Toads for Ever is a young couple's fight to retain a love that knows no tribal boundary in the face of intimidating ethnic odds. On the face of it, the novel fights off certain constraints that easily pin down people who have lived with certain customs and traditions and are unwilling to change in spite of current realities.

Amadi and Aduke make clear to their detractors that the university was a place to set standards of behaviour for the rest of society; not a haven to cling to practices that make people remain stuck in primordial cleavages for a nation looking forward to gaining political independence from her masters. Determinedly, Amadi walks the lonely road of affirming his convictions on tribal marriage, the danger of early betrothal of innocent young people in a relation they did not choose themselves.

Amadi and Aduke's are tales of harmony won through hardship as pathfinders are wont to do. Their doggedness to forge ahead makes them to succeed, and by so doing, they teach a lot of older people to embrace change; that it is healthy for the continuing existence of our society that is built along ethnic lines and divisive politics.

Toads for Ever is a novel for everyone. Through it, readers capture again how a university campus should be as against what obtains at present. Jobs waited for undergraduates while they are still studying; everything was just perfect; healthy campus politics without cultists terrorising anybody. There is the healthy politics, which too can become soured through self-serving politics of hate along tribal lines. These are what Ike wants young people to imbibe again, watching as he might, the decaying and erosion of time-honoured values slipping away from the university community he was once a part. Can those days ever come back again, these things which Ike pines for in Toads for Ever?

For the old people, whom Ike also addresses, there's a lot to be learnt.
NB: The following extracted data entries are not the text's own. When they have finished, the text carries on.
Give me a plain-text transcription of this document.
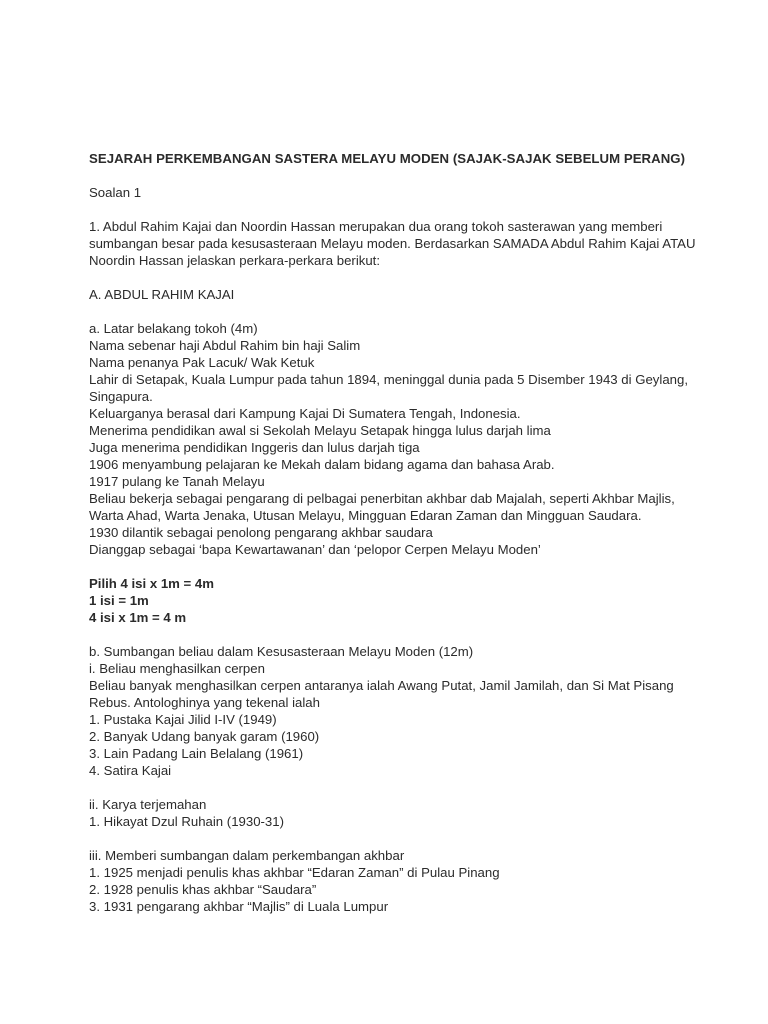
SEJARAH PERKEMBANGAN SASTERA MELAYU MODEN (SAJAK-SAJAK SEBELUM PERANG)
Soalan 1
1. Abdul Rahim Kajai dan Noordin Hassan merupakan dua orang tokoh sasterawan yang memberi
sumbangan besar pada kesusasteraan Melayu moden. Berdasarkan SAMADA Abdul Rahim Kajai ATAU
Noordin Hassan jelaskan perkara-perkara berikut:
A. ABDUL RAHIM KAJAI
a. Latar belakang tokoh (4m)
Nama sebenar haji Abdul Rahim bin haji Salim
Nama penanya Pak Lacuk/ Wak Ketuk
Lahir di Setapak, Kuala Lumpur pada tahun 1894, meninggal dunia pada 5 Disember 1943 di Geylang,
Singapura.
Keluarganya berasal dari Kampung Kajai Di Sumatera Tengah, Indonesia.
Menerima pendidikan awal si Sekolah Melayu Setapak hingga lulus darjah lima
Juga menerima pendidikan Inggeris dan lulus darjah tiga
1906 menyambung pelajaran ke Mekah dalam bidang agama dan bahasa Arab.
1917 pulang ke Tanah Melayu
Beliau bekerja sebagai pengarang di pelbagai penerbitan akhbar dab Majalah, seperti Akhbar Majlis,
Warta Ahad, Warta Jenaka, Utusan Melayu, Mingguan Edaran Zaman dan Mingguan Saudara.
1930 dilantik sebagai penolong pengarang akhbar saudara
Dianggap sebagai ‘bapa Kewartawanan’ dan ‘pelopor Cerpen Melayu Moden’
Pilih 4 isi x 1m = 4m
1 isi = 1m
4 isi x 1m = 4 m
b. Sumbangan beliau dalam Kesusasteraan Melayu Moden (12m)
i. Beliau menghasilkan cerpen
Beliau banyak menghasilkan cerpen antaranya ialah Awang Putat, Jamil Jamilah, dan Si Mat Pisang
Rebus. Antologhinya yang tekenal ialah
1. Pustaka Kajai Jilid I-IV (1949)
2. Banyak Udang banyak garam (1960)
3. Lain Padang Lain Belalang (1961)
4. Satira Kajai
ii. Karya terjemahan
1. Hikayat Dzul Ruhain (1930-31)
iii. Memberi sumbangan dalam perkembangan akhbar
1. 1925 menjadi penulis khas akhbar “Edaran Zaman” di Pulau Pinang
2. 1928 penulis khas akhbar “Saudara”
3. 1931 pengarang akhbar “Majlis” di Luala Lumpur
Parents' decisive role in children's marriages being one of them; what is the appropriate role parents should play in their children's relationships? What about politics in the larger Nigerian society? Must it be tribal one along North and South divide? Or as it is now, within a caucus of Nigerian cabals, who have captured power and are intent on lording it over the rest?

Ike's novel might look like a faded cloth still trying to impress on account of the years it took it to come out, but it still holds its place in today's Nigeria, of our unwillingness to shed some of our negative leopard skin in place of a harmonious existence. This is what makes the book unique, that we not really grown much from politics that shaped us some 25 odd years. It makes a special case for oneness and mutual cohabitation that have so eluded Nigerians as a people yoked together, who must find their manifest destiny in togetherness.

Yes, these toads maybe bitter but Nigerians are duty-bound to eat them for supper. But they will be healthier for it!